There wasn’t anything easy about finalizing the terms for Martinez’ upcoming World middleweight title defense versus former three-division champ Miguel Cotto. The blockbuster event takes place on June 7 at Madison Square Garden in New York City, with HBO PPV to distribute to home viewers.
“We are going to have a great fight fight. As my opponent Miguel Cotto said, the fans are going to be the winner in the end,” Martinez said during Tuesday’s press conference in New York City, the second stop of a three-day, three-city press tour.
Martinez (51-2-2, 28KO) makes the seventh defense of the middleweight crown he acquired four years ago, rising from the canvas to dethrone Kelly Pavlik in April ’10. The showdown with Cotto marks just his second time fighting in any part of Madison Square Garden, and his first appearance in the main room.
His lone previous trip to the Mecca of boxing came in March ’12, surviving a knockdown and a major scare to stop Matthew Macklin in 11 rounds. The bout took place on St. Patrick’s Day, against a fighter with Irish roots, but the crowd wasn’t as big of a factor as will potentially be the case on June 7.
Martinez will face Cotto – making his 9th appearance at Madison Square Garden – on the eve of the Puerto Rican Day parade, creating the perception of a hostile environment for one of boxing’s longest reigning current World champions. Fighting in Cotto’s home away from home wasn’t the only concession made by Martinez in order to make this fight a done deal, however.
“I am coming into the ring first. He is coming in second; otherwise there would be no fight,” Martinez commented, though hardly stopping there. “I am the champion, but I will be introduced first, because if it wasn’t that way, there would be no fight.”
Similar concessions were made by Martinez heading into his Nov. ’10 rematch with Paul Williams. The two had fought 11 months prior, with Williams going on to win an unpopular split decision in a fight that saw both fighters hit the deck. Martinez took that fight on short notice, filling in for an injured Pavlik, four months prior to facing the champ himself to start his current title reign.

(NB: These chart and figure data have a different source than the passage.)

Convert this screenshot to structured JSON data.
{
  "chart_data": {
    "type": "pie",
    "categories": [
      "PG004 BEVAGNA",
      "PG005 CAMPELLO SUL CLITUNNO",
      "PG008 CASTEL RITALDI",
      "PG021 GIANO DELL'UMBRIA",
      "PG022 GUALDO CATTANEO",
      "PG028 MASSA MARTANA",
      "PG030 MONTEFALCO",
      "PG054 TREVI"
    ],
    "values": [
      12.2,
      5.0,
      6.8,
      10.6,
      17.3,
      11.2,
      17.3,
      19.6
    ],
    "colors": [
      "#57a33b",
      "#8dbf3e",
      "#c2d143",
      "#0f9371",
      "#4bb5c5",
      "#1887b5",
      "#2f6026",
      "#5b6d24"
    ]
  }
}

The rematch with Williams was Martinez’ first title defense. Despite his role as champion, it was insisted that Williams be given the star treatment. Martinez had the last laugh, knocking Williams out cold in two rounds in a feat that earned 2010 Knockout of the Year honors, as well as capping a year in which he was universally recognized as 2010’s top fighter.
Despite his once again having to give in to a challenger, Martinez continues to take tremendous pride in being a champion and a pillar of the boxing community.
That doesn’t always mean he has to play nice with his opponent. Shortly after revealing the demands made by Cotto prior to the fight being signed, Martinez wonders if there is still more to come.
“I can imagine that on June 7 he will ask for rose petals to be thrown at his feet, otherwise he won’t walk into the ring,” Martinez quipped to conclude the press conference.